Higher Chromatic Analogues of Twisted $K$-theory

TL;DR

This paper develops a new family of twisted $K(n)$-local theories analogous to twisted K-theory, introducing a framework for twisted $R_n$-theories with universal coefficient isomorphisms in the chromatic setting.

Contribution

It introduces higher chromatic analogues of twisted K-theory using homotopy fixed point spectra, expanding the scope of twisted cohomology theories.

Findings

Defined twisted $R_n$-theories for $K(n)$-local spaces with bundles.

Established a universal coefficient type isomorphism for these theories.

Connected the theories to classical twisted K-theory concepts.

Abstract

We introduce a family of twisted $K(n)$-local theories that behave analogous to twisted K-theory.
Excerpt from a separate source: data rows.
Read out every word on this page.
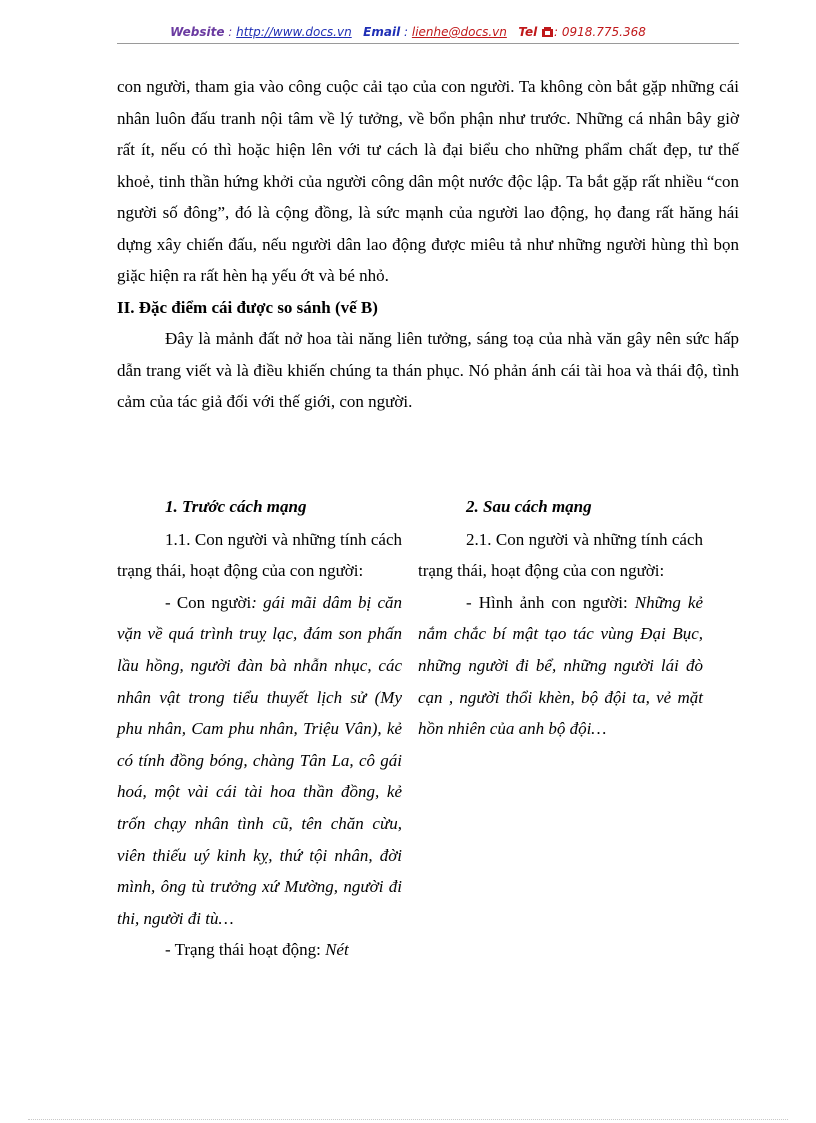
Website : http://www.docs.vn Email : lienhe@docs.vn Tel : 0918.775.368

con người, tham gia vào công cuộc cải tạo của con người. Ta không còn bắt gặp những cái nhân luôn đấu tranh nội tâm về lý tưởng, về bổn phận như trước. Những cá nhân bây giờ rất ít, nếu có thì hoặc hiện lên với tư cách là đại biểu cho những phẩm chất đẹp, tư thế khoẻ, tinh thần hứng khởi của người công dân một nước độc lập. Ta bắt gặp rất nhiều “con người số đông”, đó là cộng đồng, là sức mạnh của người lao động, họ đang rất hăng hái dựng xây chiến đấu, nếu người dân lao động được miêu tả như những người hùng thì bọn giặc hiện ra rất hèn hạ yếu ớt và bé nhỏ.

II. Đặc điểm cái được so sánh (vế B)

Đây là mảnh đất nở hoa tài năng liên tưởng, sáng toạ của nhà văn gây nên sức hấp dẫn trang viết và là điều khiến chúng ta thán phục. Nó phản ánh cái tài hoa và thái độ, tình cảm của tác giả đối với thế giới, con người.

1. Trước cách mạng

1.1. Con người và những tính cách trạng thái, hoạt động của con người:

- Con người: gái mãi dâm bị căn vặn về quá trình truỵ lạc, đám son phấn lầu hồng, người đàn bà nhẫn nhục, các nhân vật trong tiểu thuyết lịch sử (My phu nhân, Cam phu nhân, Triệu Vân), kẻ có tính đồng bóng, chàng Tân La, cô gái hoá, một vài cái tài hoa thần đồng, kẻ trốn chạy nhân tình cũ, tên chăn cừu, viên thiếu uý kinh kỵ, thứ tội nhân, đời mình, ông tù trưởng xứ Mường, người đi thi, người đi tù…

- Trạng thái hoạt động: Nét

2. Sau cách mạng

2.1. Con người và những tính cách trạng thái, hoạt động của con người:

- Hình ảnh con người: Những kẻ nắm chắc bí mật tạo tác vùng Đại Bục, những người đi bể, những người lái đò cạn , người thổi khèn, bộ đội ta, vẻ mặt hồn nhiên của anh bộ đội…
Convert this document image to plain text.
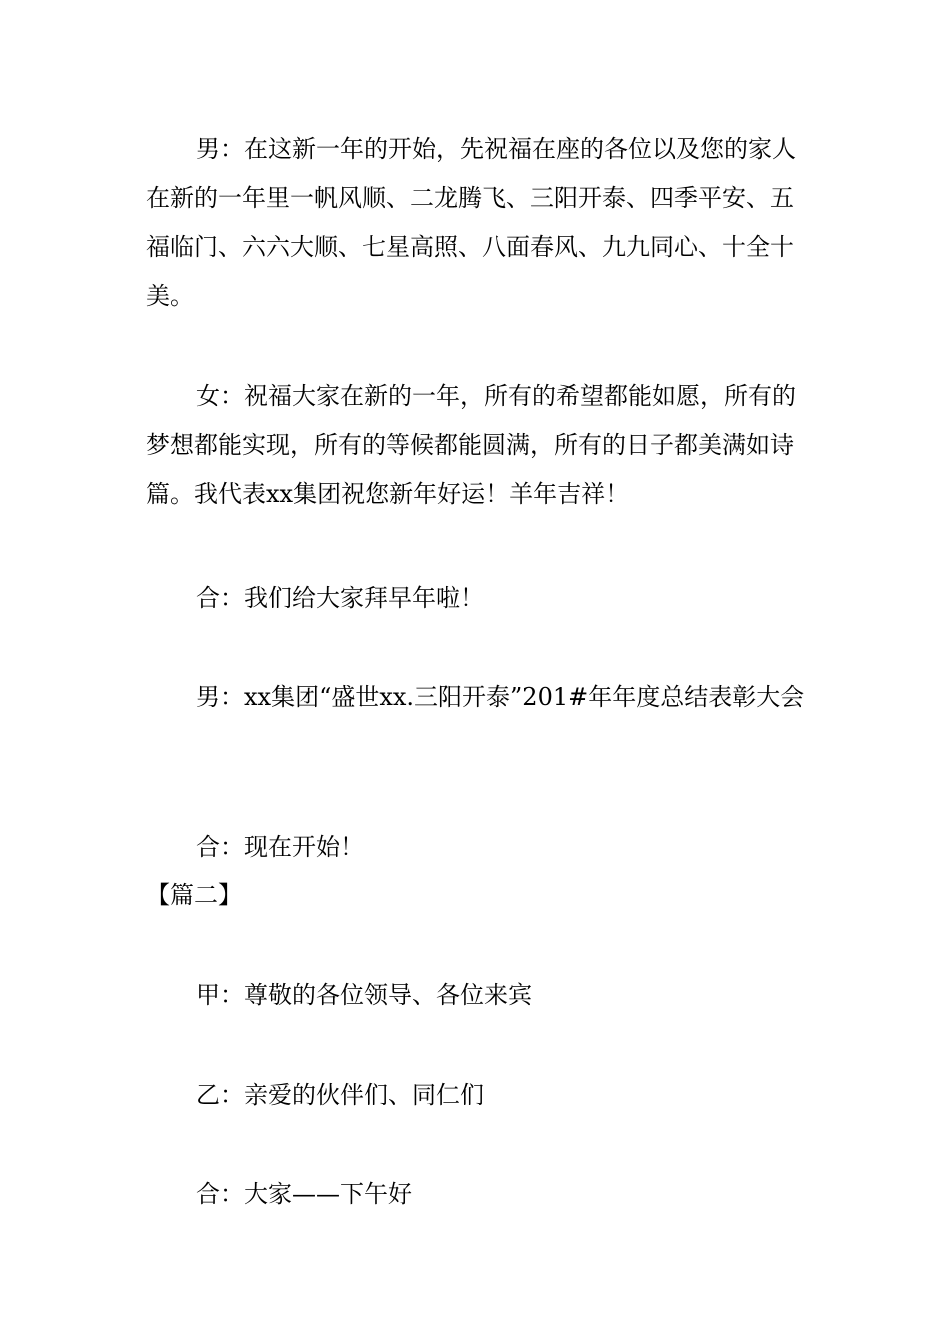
男：在这新一年的开始，先祝福在座的各位以及您的家人在新的一年里一帆风顺、二龙腾飞、三阳开泰、四季平安、五福临门、六六大顺、七星高照、八面春风、九九同心、十全十美。

女：祝福大家在新的一年，所有的希望都能如愿，所有的梦想都能实现，所有的等候都能圆满，所有的日子都美满如诗篇。我代表xx集团祝您新年好运！羊年吉祥！

合：我们给大家拜早年啦！

男：xx集团“盛世xx.三阳开泰”201#年年度总结表彰大会

合：现在开始！

【篇二】

甲：尊敬的各位领导、各位来宾

乙：亲爱的伙伴们、同仁们

合：大家——下午好
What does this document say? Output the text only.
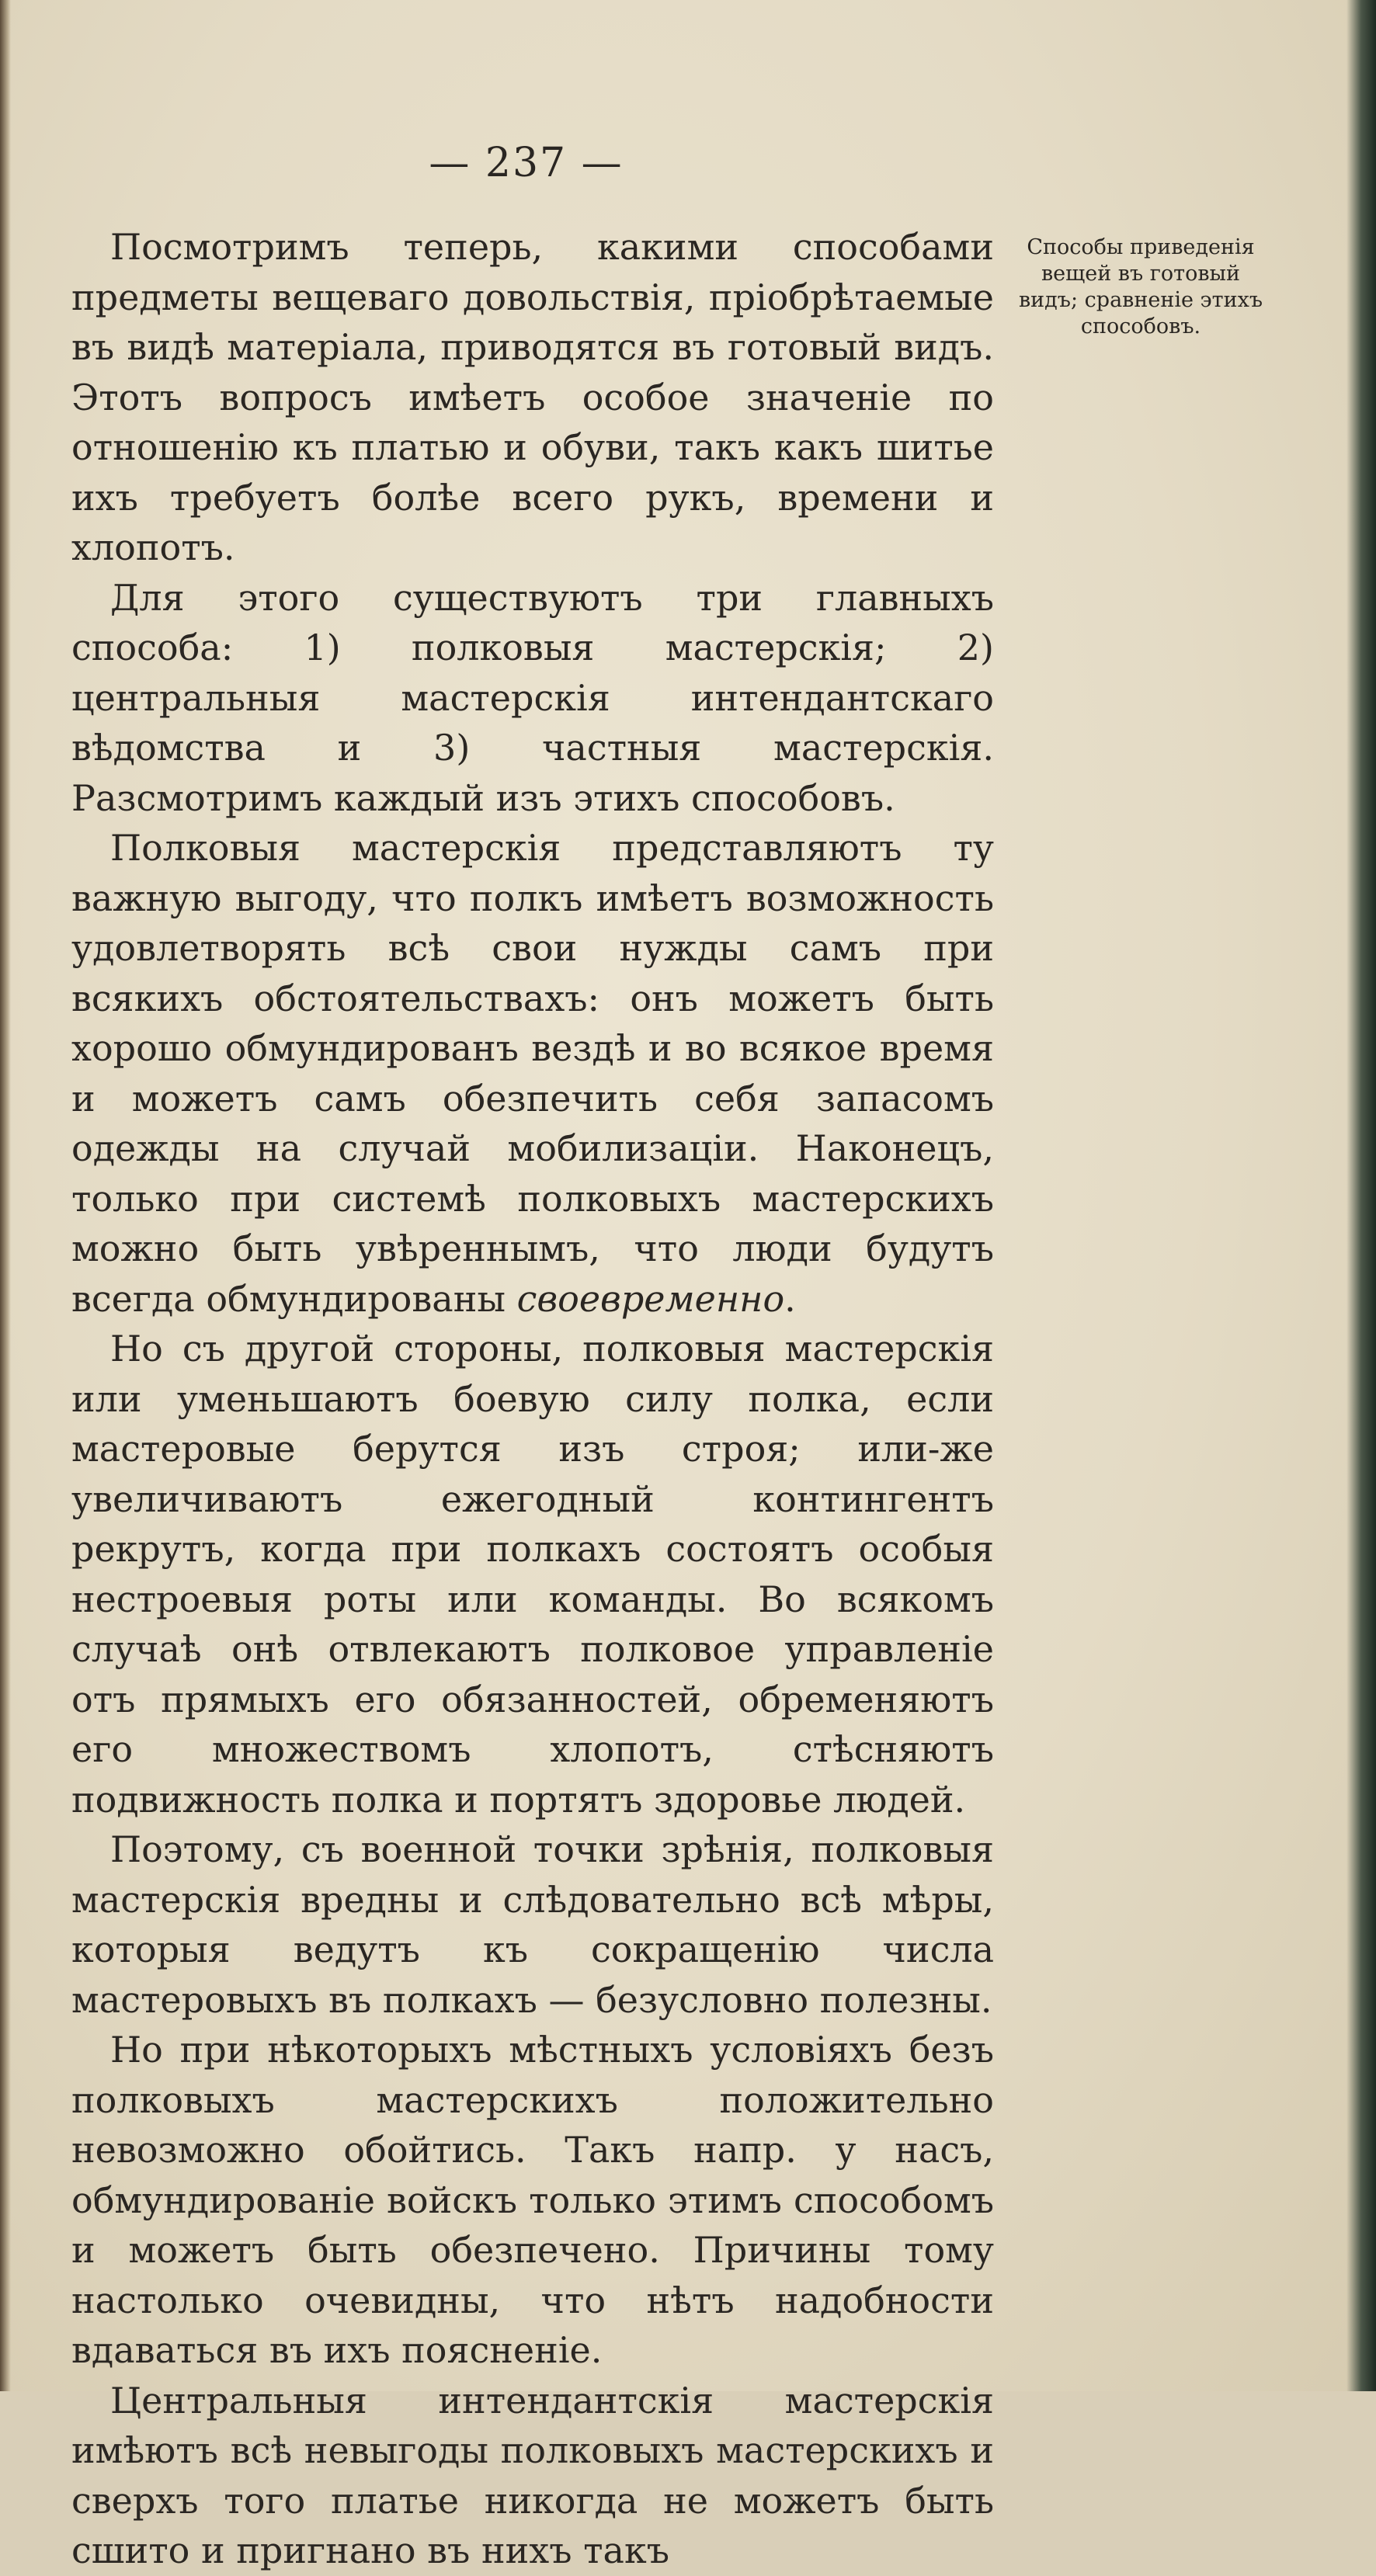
— 237 —
Способы приведенія вещей въ готовый видъ; сравненіе этихъ способовъ.

Посмотримъ теперь, какими способами предметы вещеваго довольствія, пріобрѣтаемые въ видѣ матеріала, приводятся въ готовый видъ. Этотъ вопросъ имѣетъ особое значеніе по отношенію къ платью и обуви, такъ какъ шитье ихъ требуетъ болѣе всего рукъ, времени и хлопотъ.

Для этого существуютъ три главныхъ способа: 1) полковыя мастерскія; 2) центральныя мастерскія интендантскаго вѣдомства и 3) частныя мастерскія. Разсмотримъ каждый изъ этихъ способовъ.

Полковыя мастерскія представляютъ ту важную выгоду, что полкъ имѣетъ возможность удовлетворять всѣ свои нужды самъ при всякихъ обстоятельствахъ: онъ можетъ быть хорошо обмундированъ вездѣ и во всякое время и можетъ самъ обезпечить себя запасомъ одежды на случай мобилизаціи. Наконецъ, только при системѣ полковыхъ мастерскихъ можно быть увѣреннымъ, что люди будутъ всегда обмундированы своевременно.

Но съ другой стороны, полковыя мастерскія или уменьшаютъ боевую силу полка, если мастеровые берутся изъ строя; или-же увеличиваютъ ежегодный контингентъ рекрутъ, когда при полкахъ состоятъ особыя нестроевыя роты или команды. Во всякомъ случаѣ онѣ отвлекаютъ полковое управленіе отъ прямыхъ его обязанностей, обременяютъ его множествомъ хлопотъ, стѣсняютъ подвижность полка и портятъ здоровье людей.

Поэтому, съ военной точки зрѣнія, полковыя мастерскія вредны и слѣдовательно всѣ мѣры, которыя ведутъ къ сокращенію числа мастеровыхъ въ полкахъ — безусловно полезны.

Но при нѣкоторыхъ мѣстныхъ условіяхъ безъ полковыхъ мастерскихъ положительно невозможно обойтись. Такъ напр. у насъ, обмундированіе войскъ только этимъ способомъ и можетъ быть обезпечено. Причины тому настолько очевидны, что нѣтъ надобности вдаваться въ ихъ поясненіе.

Центральныя интендантскія мастерскія имѣютъ всѣ невыгоды полковыхъ мастерскихъ и сверхъ того платье никогда не можетъ быть сшито и пригнано въ нихъ такъ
Let $R_n= E_n^{hS\mathbb G_n}$, the homotopy fixed point spectrum under the action of the subgroup $S\mathbb G_n$ of the Morava stabilizer group where $S\mathbb G_n$ is the kernel of the determinant homomorphism $\text{det}:\mathbb G_n\to \mathbb Z_p^\times$. We show that for a $K(n)$-local space $X$ with a $L_{K(n)}K(\mathbb Z_p, n+1)$-bundle $P\to X$, the $P$-twisted $R_n$-theory of $X$ is defined. We show that analogous to twisted K-theory, a universal coefficient type isomorphism holds for these theories.